Doctors’ collective action
Laying down scalpels won’t win sympathy
Doctors Tuesday decided to refuse to perform operations for a week beginning July 1 in protest against the government’s plan to enforce the diagnosis-related group (DRG) payment system, sparking fears of turmoil in nationwide hospitals and clinics. The decision follows an agreement Sunday by eye doctors not to perform cataract operations.
We see the doctors’ refusal to operate as a dereliction of duty that can’t be justified and strongly urge the Korea Medical Association (KMA), which has led this latest collective action, to reverse the decision.
The DRG system will be applied to seven categories of medical services ― cataract, tonsils, appendix, hernia, hemorrhoids and uterine surgeries and cesarean sections ― at clinics and smaller hospitals from this July and at larger hospitals from July next year. Nearly 86 percent of clinics and 40 percent of small- and medium-sized hospitals have implemented the system since 1997.
The DRG system envisions applying fixed prices for the seven medical treatments to lower medical fees. The Ministry of Health and Welfare estimates treatment fees will be cut by an average 21 percent.
The DRG system is part of the government’s health insurance reforms aimed at putting the brakes on soaring health care spending. During the past 10 years, medical spending per capita increased by nearly 8 percent a year due partly to the current fee-for-service payment formula under which the National Health Insurance Corp. reimburses hospitals for each service they provide to patients.

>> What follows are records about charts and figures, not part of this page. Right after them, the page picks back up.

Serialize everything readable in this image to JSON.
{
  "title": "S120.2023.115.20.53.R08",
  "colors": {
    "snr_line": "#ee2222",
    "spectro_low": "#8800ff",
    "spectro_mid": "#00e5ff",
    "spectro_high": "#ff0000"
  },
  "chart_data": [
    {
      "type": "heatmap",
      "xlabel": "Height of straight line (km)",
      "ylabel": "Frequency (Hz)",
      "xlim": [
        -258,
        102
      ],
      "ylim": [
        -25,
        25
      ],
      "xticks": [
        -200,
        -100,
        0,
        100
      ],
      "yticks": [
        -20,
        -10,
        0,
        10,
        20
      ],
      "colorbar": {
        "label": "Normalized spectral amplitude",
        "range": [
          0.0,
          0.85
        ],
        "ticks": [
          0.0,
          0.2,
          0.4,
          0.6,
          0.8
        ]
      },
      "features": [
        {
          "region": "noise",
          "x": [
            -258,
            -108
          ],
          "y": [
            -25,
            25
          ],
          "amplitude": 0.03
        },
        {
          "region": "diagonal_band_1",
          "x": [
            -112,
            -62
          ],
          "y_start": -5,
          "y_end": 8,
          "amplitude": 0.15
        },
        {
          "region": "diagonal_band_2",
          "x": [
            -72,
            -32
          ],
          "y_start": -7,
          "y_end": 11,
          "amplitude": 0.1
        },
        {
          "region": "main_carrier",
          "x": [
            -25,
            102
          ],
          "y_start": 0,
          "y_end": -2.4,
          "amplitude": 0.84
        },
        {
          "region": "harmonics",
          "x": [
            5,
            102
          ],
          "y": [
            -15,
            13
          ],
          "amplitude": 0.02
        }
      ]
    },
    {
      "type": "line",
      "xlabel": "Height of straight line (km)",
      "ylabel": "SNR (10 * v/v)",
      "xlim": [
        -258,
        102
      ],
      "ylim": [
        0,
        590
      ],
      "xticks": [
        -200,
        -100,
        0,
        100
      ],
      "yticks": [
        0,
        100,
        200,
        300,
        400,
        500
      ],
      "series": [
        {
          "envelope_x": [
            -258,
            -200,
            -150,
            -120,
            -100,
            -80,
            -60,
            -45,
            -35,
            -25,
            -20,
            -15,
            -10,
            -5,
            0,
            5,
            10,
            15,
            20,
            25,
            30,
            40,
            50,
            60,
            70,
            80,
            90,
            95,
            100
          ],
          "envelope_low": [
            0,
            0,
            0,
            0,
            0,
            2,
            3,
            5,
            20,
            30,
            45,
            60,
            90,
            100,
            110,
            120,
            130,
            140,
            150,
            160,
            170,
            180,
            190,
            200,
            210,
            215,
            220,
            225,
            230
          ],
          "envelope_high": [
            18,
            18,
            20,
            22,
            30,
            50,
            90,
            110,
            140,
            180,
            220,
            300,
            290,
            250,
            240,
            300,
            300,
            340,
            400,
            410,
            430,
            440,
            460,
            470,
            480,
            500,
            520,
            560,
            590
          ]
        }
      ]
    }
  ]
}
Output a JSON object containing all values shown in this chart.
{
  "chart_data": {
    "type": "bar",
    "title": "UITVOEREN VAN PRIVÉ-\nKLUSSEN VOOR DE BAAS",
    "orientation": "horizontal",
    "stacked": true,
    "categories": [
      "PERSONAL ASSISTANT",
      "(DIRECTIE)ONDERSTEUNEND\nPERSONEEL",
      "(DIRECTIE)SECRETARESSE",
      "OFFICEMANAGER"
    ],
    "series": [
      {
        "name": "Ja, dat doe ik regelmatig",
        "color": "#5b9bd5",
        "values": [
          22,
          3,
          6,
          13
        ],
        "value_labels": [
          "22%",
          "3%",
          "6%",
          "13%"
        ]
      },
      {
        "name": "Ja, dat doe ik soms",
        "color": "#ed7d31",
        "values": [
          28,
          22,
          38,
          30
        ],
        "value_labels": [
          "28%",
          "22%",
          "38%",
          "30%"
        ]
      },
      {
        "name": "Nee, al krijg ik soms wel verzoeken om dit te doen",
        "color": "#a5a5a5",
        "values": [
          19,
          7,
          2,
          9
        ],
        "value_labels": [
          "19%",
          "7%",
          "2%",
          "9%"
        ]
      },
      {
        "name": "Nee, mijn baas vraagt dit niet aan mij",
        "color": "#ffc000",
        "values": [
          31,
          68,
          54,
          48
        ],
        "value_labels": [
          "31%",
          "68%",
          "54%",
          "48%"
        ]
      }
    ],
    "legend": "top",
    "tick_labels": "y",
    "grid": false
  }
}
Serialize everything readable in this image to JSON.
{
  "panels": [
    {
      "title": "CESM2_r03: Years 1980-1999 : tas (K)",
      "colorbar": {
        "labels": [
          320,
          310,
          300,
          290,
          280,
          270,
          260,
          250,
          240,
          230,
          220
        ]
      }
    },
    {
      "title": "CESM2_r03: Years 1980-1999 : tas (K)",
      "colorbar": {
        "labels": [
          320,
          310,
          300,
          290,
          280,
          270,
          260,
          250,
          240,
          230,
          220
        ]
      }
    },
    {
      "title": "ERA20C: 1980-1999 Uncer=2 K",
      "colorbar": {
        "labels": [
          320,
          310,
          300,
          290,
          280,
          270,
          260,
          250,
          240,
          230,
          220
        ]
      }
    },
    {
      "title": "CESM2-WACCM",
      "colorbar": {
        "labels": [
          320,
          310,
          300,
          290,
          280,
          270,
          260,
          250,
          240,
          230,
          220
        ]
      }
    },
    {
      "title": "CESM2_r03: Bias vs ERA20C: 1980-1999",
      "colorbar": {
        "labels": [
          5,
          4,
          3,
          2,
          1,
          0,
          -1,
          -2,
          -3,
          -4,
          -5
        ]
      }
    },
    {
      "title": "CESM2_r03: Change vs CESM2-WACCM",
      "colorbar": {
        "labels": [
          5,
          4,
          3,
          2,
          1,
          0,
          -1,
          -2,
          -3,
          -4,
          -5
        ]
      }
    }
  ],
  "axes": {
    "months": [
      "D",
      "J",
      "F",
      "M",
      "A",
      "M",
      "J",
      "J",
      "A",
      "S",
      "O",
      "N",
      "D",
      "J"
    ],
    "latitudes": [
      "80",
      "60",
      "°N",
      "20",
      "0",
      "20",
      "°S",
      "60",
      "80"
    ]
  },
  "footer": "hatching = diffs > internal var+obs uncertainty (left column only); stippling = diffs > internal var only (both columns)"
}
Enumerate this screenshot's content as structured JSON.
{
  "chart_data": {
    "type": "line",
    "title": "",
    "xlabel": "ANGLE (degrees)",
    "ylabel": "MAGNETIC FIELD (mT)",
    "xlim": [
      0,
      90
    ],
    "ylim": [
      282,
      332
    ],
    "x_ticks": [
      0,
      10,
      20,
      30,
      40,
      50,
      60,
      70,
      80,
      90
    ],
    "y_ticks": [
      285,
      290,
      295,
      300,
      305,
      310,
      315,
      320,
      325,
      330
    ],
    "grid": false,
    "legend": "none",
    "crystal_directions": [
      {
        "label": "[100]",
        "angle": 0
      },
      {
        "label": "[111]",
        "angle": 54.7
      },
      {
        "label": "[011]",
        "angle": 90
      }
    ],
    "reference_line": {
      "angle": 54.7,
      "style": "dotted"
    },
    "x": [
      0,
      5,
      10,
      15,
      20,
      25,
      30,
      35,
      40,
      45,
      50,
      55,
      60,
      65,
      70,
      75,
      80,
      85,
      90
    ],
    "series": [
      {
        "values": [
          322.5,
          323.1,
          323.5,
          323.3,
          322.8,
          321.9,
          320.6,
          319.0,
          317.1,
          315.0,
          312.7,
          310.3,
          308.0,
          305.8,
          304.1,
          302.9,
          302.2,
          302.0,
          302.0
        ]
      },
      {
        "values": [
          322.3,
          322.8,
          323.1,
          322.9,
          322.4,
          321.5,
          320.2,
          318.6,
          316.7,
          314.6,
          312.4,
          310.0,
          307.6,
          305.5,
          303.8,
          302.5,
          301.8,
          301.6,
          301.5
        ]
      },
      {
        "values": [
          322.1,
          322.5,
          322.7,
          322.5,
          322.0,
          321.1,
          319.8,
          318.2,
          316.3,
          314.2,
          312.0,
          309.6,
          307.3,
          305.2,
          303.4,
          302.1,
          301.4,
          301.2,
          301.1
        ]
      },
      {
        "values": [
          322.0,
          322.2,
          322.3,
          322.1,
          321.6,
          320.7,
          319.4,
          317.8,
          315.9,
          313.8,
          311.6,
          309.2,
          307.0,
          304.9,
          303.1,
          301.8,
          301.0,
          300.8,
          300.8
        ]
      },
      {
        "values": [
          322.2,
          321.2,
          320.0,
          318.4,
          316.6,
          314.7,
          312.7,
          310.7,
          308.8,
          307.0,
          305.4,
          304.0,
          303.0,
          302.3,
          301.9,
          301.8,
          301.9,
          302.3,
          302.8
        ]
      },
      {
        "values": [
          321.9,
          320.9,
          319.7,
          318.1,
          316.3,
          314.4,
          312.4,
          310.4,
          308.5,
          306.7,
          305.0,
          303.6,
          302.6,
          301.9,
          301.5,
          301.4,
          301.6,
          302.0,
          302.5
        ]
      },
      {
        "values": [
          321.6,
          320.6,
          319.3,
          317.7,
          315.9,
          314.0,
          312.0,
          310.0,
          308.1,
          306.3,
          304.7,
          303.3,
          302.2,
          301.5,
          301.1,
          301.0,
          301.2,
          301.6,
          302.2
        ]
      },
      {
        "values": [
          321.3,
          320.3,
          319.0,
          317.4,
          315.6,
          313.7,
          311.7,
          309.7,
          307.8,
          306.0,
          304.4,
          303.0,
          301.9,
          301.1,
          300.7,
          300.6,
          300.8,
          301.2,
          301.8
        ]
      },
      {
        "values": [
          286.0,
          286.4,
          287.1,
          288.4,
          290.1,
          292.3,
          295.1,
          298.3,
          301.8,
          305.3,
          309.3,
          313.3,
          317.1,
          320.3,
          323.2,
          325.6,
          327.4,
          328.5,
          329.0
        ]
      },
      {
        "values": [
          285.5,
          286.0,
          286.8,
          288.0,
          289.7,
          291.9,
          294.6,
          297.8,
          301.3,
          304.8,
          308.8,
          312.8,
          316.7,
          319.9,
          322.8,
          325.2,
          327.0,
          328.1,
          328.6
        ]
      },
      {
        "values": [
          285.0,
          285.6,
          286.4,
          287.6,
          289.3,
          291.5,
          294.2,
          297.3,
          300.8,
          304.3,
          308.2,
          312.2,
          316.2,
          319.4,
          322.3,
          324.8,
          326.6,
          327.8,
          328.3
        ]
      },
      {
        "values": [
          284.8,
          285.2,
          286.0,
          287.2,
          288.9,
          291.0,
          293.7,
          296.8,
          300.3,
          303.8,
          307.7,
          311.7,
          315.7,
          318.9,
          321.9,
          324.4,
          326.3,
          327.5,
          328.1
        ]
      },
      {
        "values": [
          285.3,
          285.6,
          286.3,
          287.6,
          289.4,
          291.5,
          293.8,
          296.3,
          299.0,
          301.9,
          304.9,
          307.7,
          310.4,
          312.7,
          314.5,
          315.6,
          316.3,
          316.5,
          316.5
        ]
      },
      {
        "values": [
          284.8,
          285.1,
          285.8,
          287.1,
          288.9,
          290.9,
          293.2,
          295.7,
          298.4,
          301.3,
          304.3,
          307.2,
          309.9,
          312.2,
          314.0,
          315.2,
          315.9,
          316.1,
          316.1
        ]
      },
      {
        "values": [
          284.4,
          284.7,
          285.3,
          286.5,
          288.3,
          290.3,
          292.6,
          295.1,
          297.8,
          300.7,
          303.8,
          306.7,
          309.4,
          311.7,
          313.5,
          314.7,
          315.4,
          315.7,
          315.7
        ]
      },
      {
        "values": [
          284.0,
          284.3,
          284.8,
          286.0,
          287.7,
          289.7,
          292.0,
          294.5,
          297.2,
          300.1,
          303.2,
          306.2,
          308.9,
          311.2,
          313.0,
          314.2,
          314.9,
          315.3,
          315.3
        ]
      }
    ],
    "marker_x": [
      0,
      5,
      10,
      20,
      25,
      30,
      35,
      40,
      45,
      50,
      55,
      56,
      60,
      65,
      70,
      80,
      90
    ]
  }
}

The KMA has been demanding that the government scrap the new system, saying, ``It will only lower the quality of medical services.’’ Doctors say the fixed price of services will discourage them from providing proper and decent treatment. They also insist that the new system will put hospitals at a disadvantage because of its failure to reflect consumer price rises properly.
Doctors’ complaints are understandable and there should be more discussions before the DRG formula is introduced forcibly. Yet we have suspicions that their collective action may have something to do with the possibility of their income falling under the fixed-rate system, which has been denied by the government.
We accept the health ministry’s argument that the DRG system is an international trend and it will be instrumental in bringing down medical costs. Actually, a government study has shown that the fixed-price formula lowered medical costs by 14 percent by reducing unnecessary treatments and the use of antibiotics.
The DRG system was adopted by advanced countries such as the U.S. more than 10 years ago. In February, the Organization for Economic Cooperation and Development (OECD) advised Korea to expand the DRG system across the board.
Given people’s broad support for the new system, doctors’ refusal to perform operations won’t bring desirable effects. Rather, the public’s antipathy toward doctors will go from bad to worse. Doctors should know that their collective action that could put people’s right to receive treatment at risk won’t win any sympathy.